Ein leichtes Taubheitsgefühl im Mundwinkel kann beunruhigend sein, hat aber vielfältige Ursachen. Dieser Artikel beleuchtet die möglichen Gründe für dieses Phänomen, von harmlosen Auslösern bis hin zu ernstzunehmenden Erkrankungen, und bietet einen Überblick über Diagnose- und Behandlungsmöglichkeiten.
Mögliche Ursachen für Taubheitsgefühl im Mundwinkel
Ein Taubheitsgefühl im Mundwinkel kann unterschiedliche Ursachen haben, die von vorübergehenden und harmlosen bis hin zu schwerwiegenderen medizinischen Zuständen reichen.

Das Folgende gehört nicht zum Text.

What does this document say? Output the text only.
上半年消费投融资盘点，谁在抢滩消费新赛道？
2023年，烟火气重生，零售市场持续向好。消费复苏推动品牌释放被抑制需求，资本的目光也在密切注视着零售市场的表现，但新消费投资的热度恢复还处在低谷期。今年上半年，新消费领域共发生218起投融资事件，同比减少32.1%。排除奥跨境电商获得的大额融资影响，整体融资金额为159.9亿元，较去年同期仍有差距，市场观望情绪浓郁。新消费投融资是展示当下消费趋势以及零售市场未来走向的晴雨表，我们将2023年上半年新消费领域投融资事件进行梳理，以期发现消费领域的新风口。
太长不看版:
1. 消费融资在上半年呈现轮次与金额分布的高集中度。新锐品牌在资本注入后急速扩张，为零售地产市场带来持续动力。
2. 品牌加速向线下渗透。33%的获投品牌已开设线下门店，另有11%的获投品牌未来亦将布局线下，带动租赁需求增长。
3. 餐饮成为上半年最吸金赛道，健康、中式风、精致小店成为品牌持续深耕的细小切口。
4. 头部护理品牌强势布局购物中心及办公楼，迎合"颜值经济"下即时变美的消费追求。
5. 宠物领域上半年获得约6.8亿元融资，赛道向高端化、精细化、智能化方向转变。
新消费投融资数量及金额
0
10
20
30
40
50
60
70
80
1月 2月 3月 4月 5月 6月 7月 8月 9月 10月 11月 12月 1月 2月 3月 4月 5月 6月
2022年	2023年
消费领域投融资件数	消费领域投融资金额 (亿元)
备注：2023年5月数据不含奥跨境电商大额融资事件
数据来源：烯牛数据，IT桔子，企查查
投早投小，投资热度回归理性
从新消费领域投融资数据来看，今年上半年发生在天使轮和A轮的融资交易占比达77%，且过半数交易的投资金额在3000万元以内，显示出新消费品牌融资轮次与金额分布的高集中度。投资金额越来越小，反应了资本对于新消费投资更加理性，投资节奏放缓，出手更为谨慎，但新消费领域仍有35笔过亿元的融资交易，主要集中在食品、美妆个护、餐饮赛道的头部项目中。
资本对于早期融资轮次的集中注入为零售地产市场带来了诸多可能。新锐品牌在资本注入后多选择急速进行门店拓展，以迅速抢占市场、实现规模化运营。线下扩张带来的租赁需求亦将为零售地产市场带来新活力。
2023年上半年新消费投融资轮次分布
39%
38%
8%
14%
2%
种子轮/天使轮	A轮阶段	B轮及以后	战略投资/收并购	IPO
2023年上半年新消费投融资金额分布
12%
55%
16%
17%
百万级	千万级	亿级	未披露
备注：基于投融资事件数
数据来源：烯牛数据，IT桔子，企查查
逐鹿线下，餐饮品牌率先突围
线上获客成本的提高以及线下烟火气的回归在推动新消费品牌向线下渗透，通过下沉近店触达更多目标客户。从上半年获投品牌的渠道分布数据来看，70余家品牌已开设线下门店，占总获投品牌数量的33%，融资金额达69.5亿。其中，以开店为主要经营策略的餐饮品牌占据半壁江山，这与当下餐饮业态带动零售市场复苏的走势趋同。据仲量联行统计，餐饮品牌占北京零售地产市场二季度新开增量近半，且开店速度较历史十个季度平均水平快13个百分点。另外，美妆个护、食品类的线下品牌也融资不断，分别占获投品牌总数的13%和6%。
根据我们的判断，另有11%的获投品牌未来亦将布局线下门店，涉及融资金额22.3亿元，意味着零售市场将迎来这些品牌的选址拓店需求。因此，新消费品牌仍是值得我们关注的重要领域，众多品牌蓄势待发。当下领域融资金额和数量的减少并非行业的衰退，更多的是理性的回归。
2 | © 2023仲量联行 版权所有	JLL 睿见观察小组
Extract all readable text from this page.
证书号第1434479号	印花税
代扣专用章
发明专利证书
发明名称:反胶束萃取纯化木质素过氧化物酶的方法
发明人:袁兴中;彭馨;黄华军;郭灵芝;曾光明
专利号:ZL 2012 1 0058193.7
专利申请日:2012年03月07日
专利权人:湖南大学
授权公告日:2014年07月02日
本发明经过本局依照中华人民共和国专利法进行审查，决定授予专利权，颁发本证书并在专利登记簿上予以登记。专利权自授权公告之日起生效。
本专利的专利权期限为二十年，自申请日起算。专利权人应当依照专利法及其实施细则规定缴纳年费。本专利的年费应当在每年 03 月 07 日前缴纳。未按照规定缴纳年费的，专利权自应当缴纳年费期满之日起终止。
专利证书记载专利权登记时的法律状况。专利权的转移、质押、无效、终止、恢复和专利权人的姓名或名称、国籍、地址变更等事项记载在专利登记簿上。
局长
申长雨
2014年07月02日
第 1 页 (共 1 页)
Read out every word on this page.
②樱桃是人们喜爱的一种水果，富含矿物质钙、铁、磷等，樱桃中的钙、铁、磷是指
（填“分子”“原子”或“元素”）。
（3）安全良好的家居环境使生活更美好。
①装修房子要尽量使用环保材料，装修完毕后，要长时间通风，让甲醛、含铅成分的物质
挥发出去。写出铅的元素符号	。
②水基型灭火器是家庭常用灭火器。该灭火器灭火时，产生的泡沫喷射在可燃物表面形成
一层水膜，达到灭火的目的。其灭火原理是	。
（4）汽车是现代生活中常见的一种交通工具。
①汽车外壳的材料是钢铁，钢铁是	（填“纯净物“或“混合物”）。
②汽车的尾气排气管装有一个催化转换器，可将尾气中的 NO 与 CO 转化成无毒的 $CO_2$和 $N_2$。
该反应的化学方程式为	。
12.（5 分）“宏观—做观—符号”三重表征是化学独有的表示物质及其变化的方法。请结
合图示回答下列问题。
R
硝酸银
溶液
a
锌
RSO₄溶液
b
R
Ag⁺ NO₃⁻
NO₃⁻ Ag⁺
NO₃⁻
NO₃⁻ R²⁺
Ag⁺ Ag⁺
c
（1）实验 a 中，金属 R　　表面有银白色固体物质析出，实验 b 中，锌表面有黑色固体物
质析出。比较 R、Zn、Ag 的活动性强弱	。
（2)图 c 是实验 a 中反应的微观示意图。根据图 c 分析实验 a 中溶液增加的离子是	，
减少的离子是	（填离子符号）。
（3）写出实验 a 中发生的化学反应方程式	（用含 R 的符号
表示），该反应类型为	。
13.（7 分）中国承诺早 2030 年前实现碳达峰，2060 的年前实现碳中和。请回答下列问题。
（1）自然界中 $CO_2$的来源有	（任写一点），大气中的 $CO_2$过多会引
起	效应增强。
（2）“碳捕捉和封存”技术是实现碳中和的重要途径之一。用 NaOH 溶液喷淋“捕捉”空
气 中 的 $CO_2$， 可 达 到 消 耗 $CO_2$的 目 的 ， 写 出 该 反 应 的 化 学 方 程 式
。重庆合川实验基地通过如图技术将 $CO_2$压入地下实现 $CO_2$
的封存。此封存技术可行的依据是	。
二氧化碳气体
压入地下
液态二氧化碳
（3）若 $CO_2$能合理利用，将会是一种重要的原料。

Es ist wichtig, auf zusätzliche Symptome zu achten und bei anhaltenden oder wiederkehrenden Beschwerden einen Arzt aufzusuchen.
Nervenprobleme und Entzündungen
Bell'sche Lähmung (Fazialisparese): Eine häufige Ursache für Taubheitsgefühle in der Gesichtshälfte ist die Bell'sche Lähmung, eine vorübergehende Schwäche oder Lähmung der Gesichtsmuskeln. Stress und Infektionen können hier eine Rolle spielen. Die Fazialisparese kann durch verschiedene Faktoren ausgelöst werden, darunter Virusinfektionen (z.B. Herpes-simplex-Virus), bakterielle Infektionen oder Entzündungen des Gesichtsnervs (Nervus facialis). Auch psychische Faktoren wie extremer Stress oder banale Umgebungsfaktoren - wie Zugluft im Gesicht - können eine Entzündung des Nervus facialis auslösen. Die Beschwerden treten in der Regel innerhalb von wenigen Stunden auf und erreichen nach ein bis zwei Tagen ihren Höhepunkt. In vielen Fällen ist aber keine direkte Ursache der Fazialisparese bekannt.
Gesichtsnervenentzündung: Ebenso kann eine Gesichtsnervenentzündung dahinterstecken, die medizinisch als Bell’sche Lähmung bekannt ist.
Eingeklemmte Nerven: Verspannungen oder Nerveneinklemmungen, die solche Sensationen hervorrufen. Wenn die Nerven, die durch die Halswirbelsäule (HWS) laufen, eingeklemmt oder gereizt werden, könnte das zu Taubheitsgefühlen oder Kribbeln führen. Das kann verschiedene Ursachen haben, wie zum Beispiel Verspannungen, Fehlhaltungen oder degenerative Veränderungen wie einen Bandscheibenvorfall.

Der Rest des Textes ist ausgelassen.